At the end of the day, what made Huffington Post so strong limited its upside. It was no longer a wild growing company and those many missions and that endless iteration had to be brought under control. In part because Huffington owned the name, she owned the heart of what the company was. And the other personalities were too strong to subjugate to that single mission or single personality.
Of the four I spoke with, Berry is the only one who stayed after the others left. And it was clear to him– even though Lerer’s vague feature requests could make his life hell for a moment– the magic was gone. He left the company and joined the mafia. “We have much bigger things to do as a group,” he says.
Like all good mafias, Berry’s comments hint at unfinished business. You can see the seeds of unfinished business in the companies that have come next, and a nostalgia for the old Huffington Post they miss in the way the four laugh, taunt and clearly enjoy one another’s presence. There are the lessons they hammer their portfolio companies on– insisting their content companies do more with product, encouraging them to approach a huge mission in bite-sized chunks and iterate constantly.

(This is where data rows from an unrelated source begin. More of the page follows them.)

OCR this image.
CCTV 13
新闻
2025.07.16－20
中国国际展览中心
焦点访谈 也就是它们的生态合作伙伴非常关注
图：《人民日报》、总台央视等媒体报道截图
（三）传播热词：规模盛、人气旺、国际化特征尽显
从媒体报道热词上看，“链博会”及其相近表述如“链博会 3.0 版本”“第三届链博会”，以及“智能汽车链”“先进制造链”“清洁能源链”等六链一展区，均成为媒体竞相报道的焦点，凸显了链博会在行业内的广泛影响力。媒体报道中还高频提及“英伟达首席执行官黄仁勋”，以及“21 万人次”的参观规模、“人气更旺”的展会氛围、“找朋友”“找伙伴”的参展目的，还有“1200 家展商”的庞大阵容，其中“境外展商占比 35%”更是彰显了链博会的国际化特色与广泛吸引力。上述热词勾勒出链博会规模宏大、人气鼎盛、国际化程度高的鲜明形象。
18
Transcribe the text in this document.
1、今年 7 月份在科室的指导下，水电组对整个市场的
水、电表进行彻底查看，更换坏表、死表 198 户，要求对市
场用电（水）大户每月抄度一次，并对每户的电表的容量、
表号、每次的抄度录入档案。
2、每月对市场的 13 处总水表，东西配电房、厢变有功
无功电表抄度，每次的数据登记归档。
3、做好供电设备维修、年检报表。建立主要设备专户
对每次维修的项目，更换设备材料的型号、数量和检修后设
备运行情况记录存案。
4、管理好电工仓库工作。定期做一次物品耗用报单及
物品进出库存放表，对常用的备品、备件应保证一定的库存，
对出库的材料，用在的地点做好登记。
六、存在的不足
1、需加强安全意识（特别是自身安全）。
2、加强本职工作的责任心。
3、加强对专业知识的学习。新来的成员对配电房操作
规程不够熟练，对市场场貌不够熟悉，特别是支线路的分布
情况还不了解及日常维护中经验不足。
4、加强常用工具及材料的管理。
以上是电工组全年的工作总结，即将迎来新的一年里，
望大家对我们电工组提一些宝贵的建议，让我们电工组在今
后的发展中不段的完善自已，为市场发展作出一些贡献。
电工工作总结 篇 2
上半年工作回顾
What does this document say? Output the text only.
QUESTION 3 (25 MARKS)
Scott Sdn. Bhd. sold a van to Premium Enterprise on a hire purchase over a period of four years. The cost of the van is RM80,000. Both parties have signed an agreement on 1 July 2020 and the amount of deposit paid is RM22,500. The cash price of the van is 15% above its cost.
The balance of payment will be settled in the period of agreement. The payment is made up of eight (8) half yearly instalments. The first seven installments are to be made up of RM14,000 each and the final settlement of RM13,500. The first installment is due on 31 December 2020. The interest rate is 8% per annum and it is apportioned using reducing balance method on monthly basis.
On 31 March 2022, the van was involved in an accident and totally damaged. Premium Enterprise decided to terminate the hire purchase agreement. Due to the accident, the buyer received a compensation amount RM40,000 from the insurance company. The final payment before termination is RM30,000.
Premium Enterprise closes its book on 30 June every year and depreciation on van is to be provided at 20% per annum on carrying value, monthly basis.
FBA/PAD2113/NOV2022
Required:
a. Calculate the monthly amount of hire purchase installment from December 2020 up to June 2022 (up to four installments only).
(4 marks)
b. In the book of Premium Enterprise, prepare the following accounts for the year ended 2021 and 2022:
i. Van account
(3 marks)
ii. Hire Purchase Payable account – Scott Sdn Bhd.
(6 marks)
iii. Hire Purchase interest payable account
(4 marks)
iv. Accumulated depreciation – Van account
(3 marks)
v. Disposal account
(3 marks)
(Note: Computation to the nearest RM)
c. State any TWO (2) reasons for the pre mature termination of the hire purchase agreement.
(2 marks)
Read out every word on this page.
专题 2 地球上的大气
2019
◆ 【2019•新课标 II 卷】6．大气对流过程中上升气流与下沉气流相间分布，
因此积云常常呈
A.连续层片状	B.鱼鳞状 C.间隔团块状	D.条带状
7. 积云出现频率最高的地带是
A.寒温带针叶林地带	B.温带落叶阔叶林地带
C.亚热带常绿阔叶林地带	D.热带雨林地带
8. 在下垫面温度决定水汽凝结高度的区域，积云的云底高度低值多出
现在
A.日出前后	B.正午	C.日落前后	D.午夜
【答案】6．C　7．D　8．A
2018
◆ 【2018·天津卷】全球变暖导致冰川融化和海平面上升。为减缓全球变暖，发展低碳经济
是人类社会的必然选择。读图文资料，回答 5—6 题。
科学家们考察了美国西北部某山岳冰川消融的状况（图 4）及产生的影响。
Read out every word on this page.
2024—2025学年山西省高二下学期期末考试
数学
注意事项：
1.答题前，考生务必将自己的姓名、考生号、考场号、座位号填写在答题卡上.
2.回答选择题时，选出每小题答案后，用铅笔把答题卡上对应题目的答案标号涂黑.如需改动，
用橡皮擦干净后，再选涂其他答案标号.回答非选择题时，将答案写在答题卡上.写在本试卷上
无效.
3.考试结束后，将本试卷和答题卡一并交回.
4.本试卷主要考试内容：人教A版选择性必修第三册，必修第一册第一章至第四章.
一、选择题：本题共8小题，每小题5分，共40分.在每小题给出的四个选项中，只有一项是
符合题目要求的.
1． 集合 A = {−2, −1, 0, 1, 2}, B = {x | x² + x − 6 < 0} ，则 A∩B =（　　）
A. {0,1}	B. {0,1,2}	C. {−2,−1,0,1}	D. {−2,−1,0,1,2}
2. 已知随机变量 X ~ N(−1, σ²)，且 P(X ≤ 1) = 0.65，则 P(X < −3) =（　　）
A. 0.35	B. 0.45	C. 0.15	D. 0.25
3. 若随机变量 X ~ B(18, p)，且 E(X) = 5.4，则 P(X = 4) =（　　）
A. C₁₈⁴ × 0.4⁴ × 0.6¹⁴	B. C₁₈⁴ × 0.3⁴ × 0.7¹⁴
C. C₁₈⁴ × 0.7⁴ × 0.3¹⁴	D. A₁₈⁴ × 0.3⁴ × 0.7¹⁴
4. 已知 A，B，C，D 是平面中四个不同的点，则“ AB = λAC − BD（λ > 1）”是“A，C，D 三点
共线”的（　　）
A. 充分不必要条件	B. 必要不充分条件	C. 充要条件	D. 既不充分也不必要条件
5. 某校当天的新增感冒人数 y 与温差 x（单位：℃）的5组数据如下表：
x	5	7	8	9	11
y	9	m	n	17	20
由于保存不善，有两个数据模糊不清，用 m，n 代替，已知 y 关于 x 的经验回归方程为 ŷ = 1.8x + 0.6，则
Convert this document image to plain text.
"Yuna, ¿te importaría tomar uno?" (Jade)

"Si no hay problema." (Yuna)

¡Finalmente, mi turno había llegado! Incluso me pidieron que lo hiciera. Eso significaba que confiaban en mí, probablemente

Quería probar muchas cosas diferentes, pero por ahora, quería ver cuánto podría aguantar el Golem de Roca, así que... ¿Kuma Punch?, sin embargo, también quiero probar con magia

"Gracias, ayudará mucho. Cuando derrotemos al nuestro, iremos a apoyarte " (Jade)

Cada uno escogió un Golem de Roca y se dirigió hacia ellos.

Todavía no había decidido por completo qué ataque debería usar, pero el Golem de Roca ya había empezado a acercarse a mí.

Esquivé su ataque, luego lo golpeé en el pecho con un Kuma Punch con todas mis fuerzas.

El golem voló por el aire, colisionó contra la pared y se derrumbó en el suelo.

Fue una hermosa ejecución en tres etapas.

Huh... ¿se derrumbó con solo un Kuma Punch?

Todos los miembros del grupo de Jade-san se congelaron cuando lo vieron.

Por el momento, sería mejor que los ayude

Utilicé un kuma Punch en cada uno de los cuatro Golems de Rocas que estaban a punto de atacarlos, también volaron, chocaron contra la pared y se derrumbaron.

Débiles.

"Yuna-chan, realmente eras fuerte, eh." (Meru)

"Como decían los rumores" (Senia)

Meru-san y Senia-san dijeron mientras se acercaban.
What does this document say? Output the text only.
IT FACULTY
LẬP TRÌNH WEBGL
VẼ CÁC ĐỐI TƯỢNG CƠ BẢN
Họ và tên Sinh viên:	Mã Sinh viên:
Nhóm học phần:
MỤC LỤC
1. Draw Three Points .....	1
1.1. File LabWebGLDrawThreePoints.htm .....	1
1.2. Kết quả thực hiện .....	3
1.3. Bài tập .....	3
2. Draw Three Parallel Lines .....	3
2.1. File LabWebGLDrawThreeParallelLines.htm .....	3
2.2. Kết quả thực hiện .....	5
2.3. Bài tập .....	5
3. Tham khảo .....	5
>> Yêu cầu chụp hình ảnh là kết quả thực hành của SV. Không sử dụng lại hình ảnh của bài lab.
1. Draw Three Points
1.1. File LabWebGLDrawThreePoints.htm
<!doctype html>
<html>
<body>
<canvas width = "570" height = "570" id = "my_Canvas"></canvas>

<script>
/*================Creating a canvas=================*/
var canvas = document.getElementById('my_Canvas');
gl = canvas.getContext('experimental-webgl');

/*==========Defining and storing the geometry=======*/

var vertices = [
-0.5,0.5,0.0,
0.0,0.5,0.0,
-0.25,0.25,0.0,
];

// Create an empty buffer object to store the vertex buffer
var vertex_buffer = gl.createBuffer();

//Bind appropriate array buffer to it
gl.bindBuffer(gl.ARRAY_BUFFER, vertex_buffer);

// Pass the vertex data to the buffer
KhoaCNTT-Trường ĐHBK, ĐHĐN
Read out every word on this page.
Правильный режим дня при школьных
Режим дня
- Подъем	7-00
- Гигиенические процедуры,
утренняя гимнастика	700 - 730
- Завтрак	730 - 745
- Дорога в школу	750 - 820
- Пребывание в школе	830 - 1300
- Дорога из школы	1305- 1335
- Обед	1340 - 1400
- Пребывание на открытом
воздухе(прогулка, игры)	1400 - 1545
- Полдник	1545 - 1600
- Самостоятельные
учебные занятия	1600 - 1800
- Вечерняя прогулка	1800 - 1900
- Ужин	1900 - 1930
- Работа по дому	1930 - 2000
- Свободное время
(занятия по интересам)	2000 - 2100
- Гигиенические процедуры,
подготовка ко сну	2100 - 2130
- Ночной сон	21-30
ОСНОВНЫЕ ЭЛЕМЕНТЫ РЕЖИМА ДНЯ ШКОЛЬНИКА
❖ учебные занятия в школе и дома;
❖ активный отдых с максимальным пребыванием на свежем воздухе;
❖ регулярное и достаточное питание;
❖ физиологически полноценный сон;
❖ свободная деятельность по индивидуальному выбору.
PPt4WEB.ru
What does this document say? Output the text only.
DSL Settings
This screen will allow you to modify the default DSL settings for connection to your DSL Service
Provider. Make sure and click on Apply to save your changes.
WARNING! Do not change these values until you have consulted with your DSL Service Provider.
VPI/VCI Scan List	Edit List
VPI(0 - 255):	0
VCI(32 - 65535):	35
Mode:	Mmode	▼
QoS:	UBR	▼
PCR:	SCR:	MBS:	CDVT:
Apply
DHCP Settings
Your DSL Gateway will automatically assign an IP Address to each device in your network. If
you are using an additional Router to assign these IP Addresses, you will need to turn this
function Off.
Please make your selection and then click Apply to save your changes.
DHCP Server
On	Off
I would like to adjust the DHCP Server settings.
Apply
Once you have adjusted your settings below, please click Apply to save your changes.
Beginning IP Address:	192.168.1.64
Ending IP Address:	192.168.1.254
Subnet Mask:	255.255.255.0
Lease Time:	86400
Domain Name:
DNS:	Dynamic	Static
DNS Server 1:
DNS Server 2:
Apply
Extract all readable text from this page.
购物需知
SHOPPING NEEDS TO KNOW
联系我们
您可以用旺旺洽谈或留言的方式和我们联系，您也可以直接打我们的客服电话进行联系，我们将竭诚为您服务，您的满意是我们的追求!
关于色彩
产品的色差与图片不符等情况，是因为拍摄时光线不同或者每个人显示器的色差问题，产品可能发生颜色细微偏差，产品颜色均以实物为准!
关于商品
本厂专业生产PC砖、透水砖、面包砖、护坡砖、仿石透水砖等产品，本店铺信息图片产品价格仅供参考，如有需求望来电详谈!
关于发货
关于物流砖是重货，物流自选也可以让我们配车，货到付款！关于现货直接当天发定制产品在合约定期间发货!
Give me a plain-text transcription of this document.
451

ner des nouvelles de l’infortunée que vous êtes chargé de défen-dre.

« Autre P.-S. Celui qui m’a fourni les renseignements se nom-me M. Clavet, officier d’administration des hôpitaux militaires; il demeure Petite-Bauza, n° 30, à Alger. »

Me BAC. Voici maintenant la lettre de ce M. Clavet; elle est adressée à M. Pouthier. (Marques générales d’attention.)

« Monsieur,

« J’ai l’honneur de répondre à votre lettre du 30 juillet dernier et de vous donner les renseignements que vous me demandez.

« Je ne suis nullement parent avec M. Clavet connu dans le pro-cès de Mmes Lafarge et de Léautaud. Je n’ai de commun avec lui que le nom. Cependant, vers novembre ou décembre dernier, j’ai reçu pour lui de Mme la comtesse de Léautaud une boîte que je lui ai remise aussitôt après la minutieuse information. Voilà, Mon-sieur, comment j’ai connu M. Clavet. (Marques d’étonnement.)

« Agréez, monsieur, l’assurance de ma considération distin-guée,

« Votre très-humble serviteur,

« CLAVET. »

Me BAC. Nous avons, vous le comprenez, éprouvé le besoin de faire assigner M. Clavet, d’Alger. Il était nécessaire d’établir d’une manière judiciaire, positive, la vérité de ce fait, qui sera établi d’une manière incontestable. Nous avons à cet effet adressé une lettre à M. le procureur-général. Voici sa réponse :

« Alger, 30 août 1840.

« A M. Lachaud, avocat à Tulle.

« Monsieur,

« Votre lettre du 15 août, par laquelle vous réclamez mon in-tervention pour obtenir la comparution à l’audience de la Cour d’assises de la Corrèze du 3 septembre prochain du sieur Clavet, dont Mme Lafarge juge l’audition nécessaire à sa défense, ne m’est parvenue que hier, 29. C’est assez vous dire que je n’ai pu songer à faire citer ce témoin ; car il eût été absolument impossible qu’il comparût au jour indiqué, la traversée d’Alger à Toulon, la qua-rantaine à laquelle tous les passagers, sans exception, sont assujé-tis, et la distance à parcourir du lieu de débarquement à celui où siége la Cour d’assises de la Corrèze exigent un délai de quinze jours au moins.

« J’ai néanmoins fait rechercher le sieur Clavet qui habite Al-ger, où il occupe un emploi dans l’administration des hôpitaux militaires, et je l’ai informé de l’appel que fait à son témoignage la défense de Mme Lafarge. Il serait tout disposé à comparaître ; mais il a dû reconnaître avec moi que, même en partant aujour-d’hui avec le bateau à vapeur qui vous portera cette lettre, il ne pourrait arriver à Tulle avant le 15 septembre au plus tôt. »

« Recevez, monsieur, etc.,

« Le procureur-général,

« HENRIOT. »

You can see a reaction against the Huffington Post most clearly in Buzzfeed– not surprisingly since its CEO is Peretti and its chairman is Lerer. In addition to not centering the site around a celebrity this time, Peretti made a clean break from the ineffective banner ads that never made sense to him at Huffington Post, helping to pioneer sponsored content instead. And he gladly embraced the science of generating massive page views through social media over generating massive page views by writing headlines and stories for Google’s robots.
So what does all of this say about the New York ecosystem in which Huffington Post mafia is increasingly investing and influencing? It’s very different from Silicon Valley, and it reflects a lot of things we’ve seen out of New York. While being an entrepreneur is the thing you do in San Francisco, it’s still more of a misfit pursuit in New York. Entrepreneurs need a stronger sense of mission– not just lifestyle– to make it work, and the good ones approach it more pragmatically because the resources are more limited. The most successful founders out of New York don’t tend to be the dropout developers from Harvard or Stanford, but those from a more diverse backgrounds, particularly including media content and sales.
But another factor may be bite-sized ambitions. So far, the largest exits in New York — aside from the Huffington Post– have been DoubleClick for $3.1 billion, BuddyMedia for $745 million, and OMGPop for $180 million. Not bad, but not near enough to sustain a reputation as the second most thriving startup ecosystem in the US.
What was remarkable about the PayPal mafia was that its second acts all added up to so much more than the first. For the Huffington Post mafia to live up to that, it’ll have to become less content with leaving money on the table in the future. That goes for the rest of New York’s entrepreneurs too.